Steven Schveighoffer
schveiguy at gmail.com
Wed Apr 6 16:54:26 UTC 2022
On 4/5/22 11:47 PM, Salih Dincer wrote:
> On Tuesday, 5 April 2022 at 14:10:44 UTC, Steven Schveighoffer wrote:
>> [...]
>> I'd implement it probably like this (for D2):
>>
>> ```d
>> auto drop(T)(ref T[] arr, T which)
>> {
>> import std.algorithm, std.range;
>> auto f = arr.find(which);
>> debug if(f.empty) throw ...;
>> auto result = arr.front;
>> arr = arr.remove(&f[0] - &arr[0]); // god I hate this
>> return result;
>> }
>> ```
>
> First, you're neglecting the loop.
oops, yes, that should have been `auto result = f.front`
> Second, the returned value is the
> first element of the array. It should be as follows:
>
> ```d
> auto drop2(T)(ref T[] arr, T which)
> {
> //auto f = arr.find(which);
> auto f = arr.find!(a => a == which);
This is almost equivalent, but it requires a lambda and an allocation.
So I'm not sure what thing you are trying to do here.
>
> //debug if(f.empty) throw ...;
> auto result = f.front; // arr.front;
Yep, that's a bug on my part.
>
> //arr = arr.remove(&f[0] - &arr[0]);
> arr = remove!(a => a == which)(arr);
This runs through the array again, instead of just removing the one
index that you already know. And also, the original code only removed
one element, even if there were multiple matches. Yours removes them all.
>
> return result;
> }
> ```
> We do not know the wishes of the programmer who made the development.

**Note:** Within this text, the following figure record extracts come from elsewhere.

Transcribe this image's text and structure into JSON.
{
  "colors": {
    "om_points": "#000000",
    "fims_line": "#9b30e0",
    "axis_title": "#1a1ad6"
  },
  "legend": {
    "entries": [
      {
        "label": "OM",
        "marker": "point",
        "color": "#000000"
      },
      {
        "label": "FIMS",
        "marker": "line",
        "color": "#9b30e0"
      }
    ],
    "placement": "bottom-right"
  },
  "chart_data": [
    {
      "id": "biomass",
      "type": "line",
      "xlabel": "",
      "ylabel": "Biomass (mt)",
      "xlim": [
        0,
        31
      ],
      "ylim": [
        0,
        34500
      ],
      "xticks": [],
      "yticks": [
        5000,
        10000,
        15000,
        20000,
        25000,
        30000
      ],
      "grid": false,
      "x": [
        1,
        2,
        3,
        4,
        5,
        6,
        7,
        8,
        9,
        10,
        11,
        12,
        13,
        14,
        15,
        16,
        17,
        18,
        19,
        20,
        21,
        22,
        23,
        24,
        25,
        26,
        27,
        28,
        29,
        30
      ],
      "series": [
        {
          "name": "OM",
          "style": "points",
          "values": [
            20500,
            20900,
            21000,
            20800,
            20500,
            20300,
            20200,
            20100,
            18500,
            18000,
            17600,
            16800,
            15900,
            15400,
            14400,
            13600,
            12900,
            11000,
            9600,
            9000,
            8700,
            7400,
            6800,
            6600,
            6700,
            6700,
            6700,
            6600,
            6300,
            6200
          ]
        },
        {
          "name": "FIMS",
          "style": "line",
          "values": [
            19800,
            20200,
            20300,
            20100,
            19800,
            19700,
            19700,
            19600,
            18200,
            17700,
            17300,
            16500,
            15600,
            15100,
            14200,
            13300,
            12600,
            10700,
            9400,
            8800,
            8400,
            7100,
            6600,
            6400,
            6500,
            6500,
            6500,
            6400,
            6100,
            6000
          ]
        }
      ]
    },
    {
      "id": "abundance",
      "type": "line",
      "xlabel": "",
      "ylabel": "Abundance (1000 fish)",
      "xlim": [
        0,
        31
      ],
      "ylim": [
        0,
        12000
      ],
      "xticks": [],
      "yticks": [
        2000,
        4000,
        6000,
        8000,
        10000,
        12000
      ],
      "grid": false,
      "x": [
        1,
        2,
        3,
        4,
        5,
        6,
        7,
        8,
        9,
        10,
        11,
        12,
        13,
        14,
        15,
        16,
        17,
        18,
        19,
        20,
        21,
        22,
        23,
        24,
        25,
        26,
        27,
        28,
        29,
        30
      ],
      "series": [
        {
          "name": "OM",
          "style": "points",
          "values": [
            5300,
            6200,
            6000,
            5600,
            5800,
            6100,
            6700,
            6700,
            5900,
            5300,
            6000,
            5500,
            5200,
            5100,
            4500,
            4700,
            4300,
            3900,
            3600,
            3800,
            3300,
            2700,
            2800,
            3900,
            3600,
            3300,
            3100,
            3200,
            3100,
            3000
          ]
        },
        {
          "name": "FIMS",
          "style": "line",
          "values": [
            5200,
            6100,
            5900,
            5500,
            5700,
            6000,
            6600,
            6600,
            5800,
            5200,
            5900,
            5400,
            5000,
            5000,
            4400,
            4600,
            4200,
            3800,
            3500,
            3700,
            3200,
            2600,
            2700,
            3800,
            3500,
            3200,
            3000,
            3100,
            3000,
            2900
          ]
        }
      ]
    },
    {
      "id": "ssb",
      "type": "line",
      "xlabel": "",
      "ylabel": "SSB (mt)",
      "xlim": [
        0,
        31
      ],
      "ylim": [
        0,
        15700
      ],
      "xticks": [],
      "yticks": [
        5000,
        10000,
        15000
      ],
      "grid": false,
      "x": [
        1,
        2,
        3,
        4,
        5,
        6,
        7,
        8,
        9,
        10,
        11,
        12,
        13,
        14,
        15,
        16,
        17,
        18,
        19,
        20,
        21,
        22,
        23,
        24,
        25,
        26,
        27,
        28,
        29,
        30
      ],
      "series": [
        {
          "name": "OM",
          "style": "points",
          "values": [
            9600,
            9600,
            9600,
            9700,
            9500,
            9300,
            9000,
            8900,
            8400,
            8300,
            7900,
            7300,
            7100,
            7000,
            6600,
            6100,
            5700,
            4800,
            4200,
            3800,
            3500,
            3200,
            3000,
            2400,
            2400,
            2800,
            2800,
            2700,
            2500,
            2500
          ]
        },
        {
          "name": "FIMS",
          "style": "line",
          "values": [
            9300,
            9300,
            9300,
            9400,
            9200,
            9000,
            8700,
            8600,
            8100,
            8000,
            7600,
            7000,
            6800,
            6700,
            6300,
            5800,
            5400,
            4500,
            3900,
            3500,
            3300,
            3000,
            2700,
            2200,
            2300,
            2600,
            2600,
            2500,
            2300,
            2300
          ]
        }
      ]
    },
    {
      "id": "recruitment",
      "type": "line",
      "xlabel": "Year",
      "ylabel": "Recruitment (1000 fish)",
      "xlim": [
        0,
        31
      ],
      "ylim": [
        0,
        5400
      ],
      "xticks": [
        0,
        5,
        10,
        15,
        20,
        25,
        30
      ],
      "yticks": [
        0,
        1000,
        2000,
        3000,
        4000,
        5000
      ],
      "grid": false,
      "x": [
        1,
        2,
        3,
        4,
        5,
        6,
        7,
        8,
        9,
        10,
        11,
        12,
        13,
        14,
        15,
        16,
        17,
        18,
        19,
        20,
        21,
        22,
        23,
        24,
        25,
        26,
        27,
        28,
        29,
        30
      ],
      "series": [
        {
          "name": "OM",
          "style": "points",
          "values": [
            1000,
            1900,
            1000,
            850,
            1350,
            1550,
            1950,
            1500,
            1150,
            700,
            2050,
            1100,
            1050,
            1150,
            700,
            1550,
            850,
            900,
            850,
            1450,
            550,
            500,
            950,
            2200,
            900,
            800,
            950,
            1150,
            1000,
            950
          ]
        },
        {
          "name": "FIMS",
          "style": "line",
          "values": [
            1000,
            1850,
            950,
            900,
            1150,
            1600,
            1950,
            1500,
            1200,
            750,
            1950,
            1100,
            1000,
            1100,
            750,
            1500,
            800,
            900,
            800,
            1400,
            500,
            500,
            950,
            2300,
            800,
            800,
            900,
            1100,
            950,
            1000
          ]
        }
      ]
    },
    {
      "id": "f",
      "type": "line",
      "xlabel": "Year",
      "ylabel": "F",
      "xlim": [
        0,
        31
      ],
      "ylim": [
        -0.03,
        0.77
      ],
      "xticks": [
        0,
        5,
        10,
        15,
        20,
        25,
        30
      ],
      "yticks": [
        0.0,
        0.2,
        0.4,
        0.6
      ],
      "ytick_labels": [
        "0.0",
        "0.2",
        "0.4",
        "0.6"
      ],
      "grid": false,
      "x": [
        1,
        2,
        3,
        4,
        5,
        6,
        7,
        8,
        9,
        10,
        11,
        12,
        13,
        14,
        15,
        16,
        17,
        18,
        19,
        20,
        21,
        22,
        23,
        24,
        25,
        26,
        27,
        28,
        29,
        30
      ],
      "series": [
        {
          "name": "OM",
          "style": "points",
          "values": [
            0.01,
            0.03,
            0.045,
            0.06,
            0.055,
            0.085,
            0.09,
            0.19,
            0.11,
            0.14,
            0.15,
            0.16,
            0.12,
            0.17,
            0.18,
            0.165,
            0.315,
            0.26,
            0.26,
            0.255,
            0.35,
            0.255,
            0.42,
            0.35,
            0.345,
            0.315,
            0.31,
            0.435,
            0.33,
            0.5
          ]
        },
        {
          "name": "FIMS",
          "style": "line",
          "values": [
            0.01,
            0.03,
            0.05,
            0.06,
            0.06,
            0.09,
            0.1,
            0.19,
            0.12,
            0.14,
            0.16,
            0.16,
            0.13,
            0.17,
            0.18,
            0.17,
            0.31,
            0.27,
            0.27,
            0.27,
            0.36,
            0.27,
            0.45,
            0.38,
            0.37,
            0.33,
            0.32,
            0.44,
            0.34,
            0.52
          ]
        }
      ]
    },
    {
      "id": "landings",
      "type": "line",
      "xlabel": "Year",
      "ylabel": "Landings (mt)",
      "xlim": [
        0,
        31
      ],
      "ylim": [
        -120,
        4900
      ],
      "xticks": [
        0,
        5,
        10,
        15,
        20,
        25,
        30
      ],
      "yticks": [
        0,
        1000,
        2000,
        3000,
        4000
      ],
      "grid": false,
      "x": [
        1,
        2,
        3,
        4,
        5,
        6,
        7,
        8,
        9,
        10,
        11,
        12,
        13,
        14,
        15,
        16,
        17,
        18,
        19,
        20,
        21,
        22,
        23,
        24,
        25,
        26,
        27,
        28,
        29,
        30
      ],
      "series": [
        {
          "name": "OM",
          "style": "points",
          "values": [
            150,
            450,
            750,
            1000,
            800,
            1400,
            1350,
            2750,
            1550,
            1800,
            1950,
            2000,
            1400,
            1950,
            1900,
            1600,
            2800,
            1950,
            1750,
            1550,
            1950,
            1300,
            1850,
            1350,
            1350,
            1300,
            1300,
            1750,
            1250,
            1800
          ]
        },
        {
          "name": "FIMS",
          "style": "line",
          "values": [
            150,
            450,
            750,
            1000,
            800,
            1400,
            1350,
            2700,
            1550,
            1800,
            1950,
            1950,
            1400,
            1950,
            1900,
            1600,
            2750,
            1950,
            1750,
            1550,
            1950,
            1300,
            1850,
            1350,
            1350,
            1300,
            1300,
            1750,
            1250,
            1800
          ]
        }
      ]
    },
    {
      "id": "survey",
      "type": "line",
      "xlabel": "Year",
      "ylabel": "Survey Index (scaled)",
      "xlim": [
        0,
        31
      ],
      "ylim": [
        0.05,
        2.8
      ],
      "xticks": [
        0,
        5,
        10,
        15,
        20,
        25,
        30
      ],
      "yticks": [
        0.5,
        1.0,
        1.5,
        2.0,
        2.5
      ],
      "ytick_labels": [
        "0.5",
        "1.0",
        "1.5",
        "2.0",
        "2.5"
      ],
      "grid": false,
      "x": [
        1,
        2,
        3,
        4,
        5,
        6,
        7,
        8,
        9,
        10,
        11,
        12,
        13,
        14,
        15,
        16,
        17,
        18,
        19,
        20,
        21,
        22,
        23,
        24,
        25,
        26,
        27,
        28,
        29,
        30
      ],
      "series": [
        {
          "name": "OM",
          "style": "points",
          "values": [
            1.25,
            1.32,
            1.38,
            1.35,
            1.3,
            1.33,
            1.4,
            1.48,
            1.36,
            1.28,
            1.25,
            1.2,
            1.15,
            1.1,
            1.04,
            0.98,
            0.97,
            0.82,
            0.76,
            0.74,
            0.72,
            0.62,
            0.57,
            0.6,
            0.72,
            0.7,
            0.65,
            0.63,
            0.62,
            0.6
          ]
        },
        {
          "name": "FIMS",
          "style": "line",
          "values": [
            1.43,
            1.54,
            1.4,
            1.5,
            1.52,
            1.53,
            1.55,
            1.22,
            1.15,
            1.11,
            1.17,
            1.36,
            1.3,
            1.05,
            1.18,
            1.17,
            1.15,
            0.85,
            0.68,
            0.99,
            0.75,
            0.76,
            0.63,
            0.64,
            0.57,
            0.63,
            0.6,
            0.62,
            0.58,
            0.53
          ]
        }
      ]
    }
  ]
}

> But it is certain that he scanned until the end of the array. So it
> doesn't make sense for the resulting output to be equal to the
> ```which```. In summary, one line is enough:
>
> ```d
> return remove!(a => a == which)(arr);
> ```
The return is the element that was removed, not the array after removing
the element. And even though it might feel equivalent to return the
input, we don't know how the elements compare, so the array element
might be different than the incoming parameter.